The northeast coast of Africa is underserved by existing port facilities. The UAE, China and private firms are all competing to build bigger ports, driven by the needs of 100+ million Ethiopians for access to international trade.
DP World - one of the world's largest shipping companies - is based in the United Arab Emirates (UAE). From their offices in the busy port of Jebel Ali (just outside of Dubai) they oversee their African ports, including Doraleh in the former French colony of Djibouti. Doraleh is Djibouti's biggest employer and handles 800,000 containers a year. Most of the business is Ethiopian - there are 105 million people in that relatively prosperous but landlocked country and 95% of all Ethiopian trade flows through Djibouti. China built the railroad (Belt and Road initiative) that connects Ethiopia to Doraleh.
The monopoly Djibouti enjoys over Ethiopian trade maybe ending. DP World is building a large port in Berbera in territory claimed by Somaliland, a breakaway province of Somalia not recognized by any other government. The Berbera port is projected to handle 1.25 million containers per year - and is being partly financed by Ethiopia. The new competition could cost the government of Djibouti millions in taxes and transit fees.

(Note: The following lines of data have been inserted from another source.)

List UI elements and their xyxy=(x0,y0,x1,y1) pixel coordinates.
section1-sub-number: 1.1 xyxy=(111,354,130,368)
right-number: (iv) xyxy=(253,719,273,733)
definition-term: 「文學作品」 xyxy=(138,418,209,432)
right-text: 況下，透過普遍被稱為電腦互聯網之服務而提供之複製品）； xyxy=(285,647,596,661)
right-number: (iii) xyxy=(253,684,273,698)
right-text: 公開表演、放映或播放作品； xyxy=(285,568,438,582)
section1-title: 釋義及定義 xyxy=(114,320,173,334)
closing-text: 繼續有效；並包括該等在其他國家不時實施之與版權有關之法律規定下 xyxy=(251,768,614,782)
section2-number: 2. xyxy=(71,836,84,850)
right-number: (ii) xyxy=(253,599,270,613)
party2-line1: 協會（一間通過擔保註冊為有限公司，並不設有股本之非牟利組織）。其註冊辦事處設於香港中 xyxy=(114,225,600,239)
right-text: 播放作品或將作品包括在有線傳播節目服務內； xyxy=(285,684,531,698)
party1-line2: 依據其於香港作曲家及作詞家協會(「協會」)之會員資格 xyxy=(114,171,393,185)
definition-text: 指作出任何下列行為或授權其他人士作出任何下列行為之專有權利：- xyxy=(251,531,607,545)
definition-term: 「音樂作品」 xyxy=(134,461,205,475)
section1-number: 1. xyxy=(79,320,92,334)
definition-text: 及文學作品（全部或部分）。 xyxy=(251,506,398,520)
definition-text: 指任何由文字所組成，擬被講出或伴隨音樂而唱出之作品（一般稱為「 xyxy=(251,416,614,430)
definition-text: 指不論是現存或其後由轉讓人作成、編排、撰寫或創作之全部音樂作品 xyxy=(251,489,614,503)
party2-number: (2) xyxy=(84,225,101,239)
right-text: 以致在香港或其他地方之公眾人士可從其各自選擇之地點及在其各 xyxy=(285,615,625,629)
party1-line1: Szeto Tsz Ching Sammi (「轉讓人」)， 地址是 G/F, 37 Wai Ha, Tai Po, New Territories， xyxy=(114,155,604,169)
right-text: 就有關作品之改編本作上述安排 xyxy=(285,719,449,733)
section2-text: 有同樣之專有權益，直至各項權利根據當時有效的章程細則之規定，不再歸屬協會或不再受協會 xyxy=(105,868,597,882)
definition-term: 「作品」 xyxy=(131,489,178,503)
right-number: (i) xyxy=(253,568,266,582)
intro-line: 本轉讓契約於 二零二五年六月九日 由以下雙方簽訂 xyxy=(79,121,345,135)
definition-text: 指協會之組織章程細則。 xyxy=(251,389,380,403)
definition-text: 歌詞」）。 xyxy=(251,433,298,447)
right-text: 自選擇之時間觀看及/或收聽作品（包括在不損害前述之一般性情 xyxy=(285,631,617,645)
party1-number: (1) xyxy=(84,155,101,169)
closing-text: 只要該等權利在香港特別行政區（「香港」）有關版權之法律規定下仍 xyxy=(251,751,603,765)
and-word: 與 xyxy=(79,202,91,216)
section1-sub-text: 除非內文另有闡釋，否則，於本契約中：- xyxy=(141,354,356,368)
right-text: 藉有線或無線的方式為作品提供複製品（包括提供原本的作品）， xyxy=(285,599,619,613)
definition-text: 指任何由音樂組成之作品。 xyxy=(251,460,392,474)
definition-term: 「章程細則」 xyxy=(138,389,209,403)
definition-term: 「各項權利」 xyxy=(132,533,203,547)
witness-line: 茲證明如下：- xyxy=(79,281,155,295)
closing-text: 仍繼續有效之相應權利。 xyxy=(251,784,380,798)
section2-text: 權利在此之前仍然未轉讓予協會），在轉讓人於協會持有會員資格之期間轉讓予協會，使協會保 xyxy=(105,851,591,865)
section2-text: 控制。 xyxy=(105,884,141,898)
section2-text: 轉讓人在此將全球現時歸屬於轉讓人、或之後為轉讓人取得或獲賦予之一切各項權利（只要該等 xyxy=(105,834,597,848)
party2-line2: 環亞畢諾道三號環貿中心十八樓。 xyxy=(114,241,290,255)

China is heavily invested in Djibouti, lending the small country $1.4 billion over the last two years, more than 75% of Djibouti's GDP. China also owns 82% of Djibouti's external debt. China wants to build a large free trade zone in Djibouti and then use the port in Doraleh as a primary "staging post" on the Belt and Road. To do that, China needs to end DP World control over the port. And to that end, Djibouti seized the port from DP World in February of 2018, claiming DP Word had broken promises to expand. Now (perhaps) Djibouti can discharge some of its debt by turning over the port to China. A similar thing happened in Sri Lanka in 2017 when the Sri Lankan government handed over a port to China.